Possession of even a small amount of drugs can land someone in jail and saddle them with a lifelong criminal record that interferes with getting a job, housing, or student loans. Substance use-related “[a]rrest and incarceration often destabilize an individual’s life, including their housing, health care, employment, and social connectedness,” according to the U.S. Department of Health and Human Services.
Recovery is hard enough as it is, but incarceration makes it more difficult, and disproportionately impacts Black, Indigenous, and people of color – among felony drug offenders in Washington, Black defendants are 62% more likely to be sentenced to prison than similarly situated White defendants. In 2018 Washington State, Native Americans accounted for 3.4% of drug arrests (where the race of the arrestee is know), while making up only 1.9% of the population. For African Americans, it’s even worse – 11% of the arrests, while making up only 4.3% of the population.
Barriers to treatment, as well as criminal prosecution, disproportionately impact communities of color.

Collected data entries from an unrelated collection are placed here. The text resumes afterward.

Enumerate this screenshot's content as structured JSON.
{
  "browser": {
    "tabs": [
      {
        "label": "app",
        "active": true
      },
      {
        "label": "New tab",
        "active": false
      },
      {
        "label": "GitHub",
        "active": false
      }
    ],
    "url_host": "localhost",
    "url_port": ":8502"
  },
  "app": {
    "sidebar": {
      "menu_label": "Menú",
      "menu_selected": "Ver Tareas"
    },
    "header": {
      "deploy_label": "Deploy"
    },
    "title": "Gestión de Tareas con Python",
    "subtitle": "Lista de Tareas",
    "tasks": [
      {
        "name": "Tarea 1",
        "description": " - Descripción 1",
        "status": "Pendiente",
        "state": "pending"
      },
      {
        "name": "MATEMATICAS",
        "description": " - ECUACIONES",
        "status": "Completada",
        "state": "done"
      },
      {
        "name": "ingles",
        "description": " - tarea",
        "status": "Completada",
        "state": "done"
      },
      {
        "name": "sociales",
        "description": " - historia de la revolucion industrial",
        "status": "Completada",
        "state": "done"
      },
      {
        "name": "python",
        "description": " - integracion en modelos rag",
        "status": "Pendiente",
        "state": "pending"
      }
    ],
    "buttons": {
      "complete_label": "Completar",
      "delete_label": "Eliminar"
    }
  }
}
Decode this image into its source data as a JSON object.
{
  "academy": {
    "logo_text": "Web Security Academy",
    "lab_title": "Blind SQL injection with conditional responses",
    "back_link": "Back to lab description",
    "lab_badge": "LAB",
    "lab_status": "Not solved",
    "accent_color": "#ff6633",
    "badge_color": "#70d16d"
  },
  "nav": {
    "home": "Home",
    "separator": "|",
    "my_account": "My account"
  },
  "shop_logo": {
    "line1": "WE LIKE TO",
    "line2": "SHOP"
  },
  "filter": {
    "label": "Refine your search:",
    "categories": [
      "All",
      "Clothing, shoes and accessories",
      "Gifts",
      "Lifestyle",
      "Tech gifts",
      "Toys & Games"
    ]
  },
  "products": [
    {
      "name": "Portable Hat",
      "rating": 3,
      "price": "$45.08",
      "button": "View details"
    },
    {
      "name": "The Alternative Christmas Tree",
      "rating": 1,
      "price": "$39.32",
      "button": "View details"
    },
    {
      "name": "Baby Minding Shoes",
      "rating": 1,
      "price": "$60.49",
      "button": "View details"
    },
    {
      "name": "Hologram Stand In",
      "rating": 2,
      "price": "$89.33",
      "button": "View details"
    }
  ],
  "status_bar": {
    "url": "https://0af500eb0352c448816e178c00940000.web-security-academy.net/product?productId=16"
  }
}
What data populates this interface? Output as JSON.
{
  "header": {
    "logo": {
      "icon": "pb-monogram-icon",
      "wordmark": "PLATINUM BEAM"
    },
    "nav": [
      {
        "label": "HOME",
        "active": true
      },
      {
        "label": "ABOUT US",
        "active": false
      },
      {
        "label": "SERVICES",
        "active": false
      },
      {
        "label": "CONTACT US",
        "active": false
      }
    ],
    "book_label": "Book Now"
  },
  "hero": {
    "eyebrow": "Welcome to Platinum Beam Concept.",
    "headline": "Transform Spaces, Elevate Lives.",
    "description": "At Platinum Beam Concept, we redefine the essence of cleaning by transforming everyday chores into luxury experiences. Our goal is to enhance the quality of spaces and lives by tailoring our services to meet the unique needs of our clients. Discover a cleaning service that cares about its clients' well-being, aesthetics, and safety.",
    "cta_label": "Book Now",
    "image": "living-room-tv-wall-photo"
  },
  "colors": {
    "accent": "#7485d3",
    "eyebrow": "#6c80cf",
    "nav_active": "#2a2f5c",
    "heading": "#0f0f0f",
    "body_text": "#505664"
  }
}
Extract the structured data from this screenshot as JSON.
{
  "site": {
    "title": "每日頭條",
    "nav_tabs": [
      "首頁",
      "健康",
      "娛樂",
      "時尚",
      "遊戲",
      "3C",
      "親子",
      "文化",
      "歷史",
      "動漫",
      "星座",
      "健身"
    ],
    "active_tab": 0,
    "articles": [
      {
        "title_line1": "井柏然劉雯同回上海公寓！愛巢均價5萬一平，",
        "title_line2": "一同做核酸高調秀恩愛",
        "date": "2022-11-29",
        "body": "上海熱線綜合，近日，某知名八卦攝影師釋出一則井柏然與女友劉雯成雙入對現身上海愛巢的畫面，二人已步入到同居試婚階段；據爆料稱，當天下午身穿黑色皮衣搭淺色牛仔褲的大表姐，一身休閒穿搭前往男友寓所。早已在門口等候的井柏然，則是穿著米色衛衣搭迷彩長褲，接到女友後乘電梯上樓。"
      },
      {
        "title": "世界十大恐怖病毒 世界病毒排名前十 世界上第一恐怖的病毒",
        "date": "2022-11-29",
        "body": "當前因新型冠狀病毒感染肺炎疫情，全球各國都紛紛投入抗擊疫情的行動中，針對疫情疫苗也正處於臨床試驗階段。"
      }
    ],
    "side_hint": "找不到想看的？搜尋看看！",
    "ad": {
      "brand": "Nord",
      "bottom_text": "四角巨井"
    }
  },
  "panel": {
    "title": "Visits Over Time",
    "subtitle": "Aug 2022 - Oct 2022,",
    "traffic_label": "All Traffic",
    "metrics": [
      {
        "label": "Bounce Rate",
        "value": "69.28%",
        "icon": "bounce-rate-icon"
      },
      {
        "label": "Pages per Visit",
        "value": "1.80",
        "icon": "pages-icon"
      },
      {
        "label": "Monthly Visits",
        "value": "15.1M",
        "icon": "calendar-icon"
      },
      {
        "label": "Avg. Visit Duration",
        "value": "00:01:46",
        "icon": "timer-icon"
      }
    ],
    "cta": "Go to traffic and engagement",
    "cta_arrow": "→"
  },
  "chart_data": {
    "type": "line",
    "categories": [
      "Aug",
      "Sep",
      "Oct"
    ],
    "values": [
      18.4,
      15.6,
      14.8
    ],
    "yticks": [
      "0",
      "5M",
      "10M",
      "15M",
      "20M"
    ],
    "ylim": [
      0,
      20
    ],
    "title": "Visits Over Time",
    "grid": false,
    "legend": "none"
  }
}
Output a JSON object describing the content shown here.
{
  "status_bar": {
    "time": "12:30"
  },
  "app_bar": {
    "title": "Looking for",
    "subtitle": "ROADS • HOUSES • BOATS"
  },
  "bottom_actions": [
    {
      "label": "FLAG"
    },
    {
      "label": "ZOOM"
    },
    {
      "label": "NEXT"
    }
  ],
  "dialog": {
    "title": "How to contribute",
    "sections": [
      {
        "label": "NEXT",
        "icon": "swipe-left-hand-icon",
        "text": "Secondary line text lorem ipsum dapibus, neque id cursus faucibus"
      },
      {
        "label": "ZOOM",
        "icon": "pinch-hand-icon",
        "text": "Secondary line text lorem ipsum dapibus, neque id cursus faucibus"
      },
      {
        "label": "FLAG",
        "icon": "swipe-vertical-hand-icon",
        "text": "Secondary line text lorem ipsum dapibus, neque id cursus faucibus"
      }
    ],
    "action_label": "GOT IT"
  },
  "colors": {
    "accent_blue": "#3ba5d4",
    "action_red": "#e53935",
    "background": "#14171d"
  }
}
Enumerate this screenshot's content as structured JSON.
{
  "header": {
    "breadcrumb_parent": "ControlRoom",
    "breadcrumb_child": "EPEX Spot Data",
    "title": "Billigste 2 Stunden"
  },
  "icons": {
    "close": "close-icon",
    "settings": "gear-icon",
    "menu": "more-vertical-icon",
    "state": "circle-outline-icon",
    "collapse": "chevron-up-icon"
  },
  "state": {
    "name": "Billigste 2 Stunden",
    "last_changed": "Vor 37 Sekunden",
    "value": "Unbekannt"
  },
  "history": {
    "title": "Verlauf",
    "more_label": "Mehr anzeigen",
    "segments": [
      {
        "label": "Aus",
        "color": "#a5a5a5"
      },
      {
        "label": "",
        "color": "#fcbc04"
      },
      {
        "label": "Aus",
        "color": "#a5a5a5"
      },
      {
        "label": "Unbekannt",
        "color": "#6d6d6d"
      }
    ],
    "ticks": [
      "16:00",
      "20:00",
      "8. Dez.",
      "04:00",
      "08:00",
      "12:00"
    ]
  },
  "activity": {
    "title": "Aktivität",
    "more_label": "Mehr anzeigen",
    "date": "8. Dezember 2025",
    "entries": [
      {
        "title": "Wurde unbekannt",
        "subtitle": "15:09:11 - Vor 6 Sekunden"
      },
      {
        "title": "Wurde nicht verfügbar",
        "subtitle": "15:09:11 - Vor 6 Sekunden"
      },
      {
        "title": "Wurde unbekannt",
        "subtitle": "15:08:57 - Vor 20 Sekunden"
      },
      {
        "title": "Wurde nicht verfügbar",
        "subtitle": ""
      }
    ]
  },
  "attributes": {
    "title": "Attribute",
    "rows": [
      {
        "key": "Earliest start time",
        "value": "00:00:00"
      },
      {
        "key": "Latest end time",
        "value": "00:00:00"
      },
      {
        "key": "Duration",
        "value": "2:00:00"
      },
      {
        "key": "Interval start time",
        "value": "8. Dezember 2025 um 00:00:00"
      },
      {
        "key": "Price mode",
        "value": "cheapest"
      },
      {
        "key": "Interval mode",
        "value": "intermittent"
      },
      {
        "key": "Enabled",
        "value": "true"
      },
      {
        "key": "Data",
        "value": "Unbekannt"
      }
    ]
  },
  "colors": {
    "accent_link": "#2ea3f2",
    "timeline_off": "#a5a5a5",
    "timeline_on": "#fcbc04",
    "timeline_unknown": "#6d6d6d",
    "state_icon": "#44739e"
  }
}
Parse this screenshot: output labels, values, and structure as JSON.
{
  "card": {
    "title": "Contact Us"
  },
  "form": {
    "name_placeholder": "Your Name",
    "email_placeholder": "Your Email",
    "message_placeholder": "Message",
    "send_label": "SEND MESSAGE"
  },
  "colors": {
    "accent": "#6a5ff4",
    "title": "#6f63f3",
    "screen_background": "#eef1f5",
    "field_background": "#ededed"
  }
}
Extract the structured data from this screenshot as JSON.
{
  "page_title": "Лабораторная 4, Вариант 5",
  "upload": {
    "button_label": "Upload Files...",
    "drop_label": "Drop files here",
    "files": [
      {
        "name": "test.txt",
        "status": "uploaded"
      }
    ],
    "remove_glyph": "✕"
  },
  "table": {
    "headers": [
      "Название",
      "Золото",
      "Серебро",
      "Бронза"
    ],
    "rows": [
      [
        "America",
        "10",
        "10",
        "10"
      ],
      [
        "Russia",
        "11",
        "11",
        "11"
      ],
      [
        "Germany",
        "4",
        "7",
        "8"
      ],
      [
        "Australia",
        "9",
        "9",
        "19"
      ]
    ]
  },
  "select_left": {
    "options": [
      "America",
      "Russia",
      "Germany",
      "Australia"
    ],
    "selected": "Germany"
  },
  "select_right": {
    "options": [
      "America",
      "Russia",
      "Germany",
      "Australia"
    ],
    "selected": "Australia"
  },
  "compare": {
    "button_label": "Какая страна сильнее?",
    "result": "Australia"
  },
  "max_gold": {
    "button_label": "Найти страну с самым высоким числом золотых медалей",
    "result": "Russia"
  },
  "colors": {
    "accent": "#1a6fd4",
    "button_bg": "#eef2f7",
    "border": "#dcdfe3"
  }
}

For example, Native Americans/Alaskan Natives have one of the highest overdose rates for opioids in Washington State, and in the nation.
Each day about two people die of an opioid-related overdose in Washington; thousands more struggle with addiction. We need a new approach to reduce overdose deaths (1,173 in WA in 2018) and other substance use public health impacts, and improve access to treatment and recovery.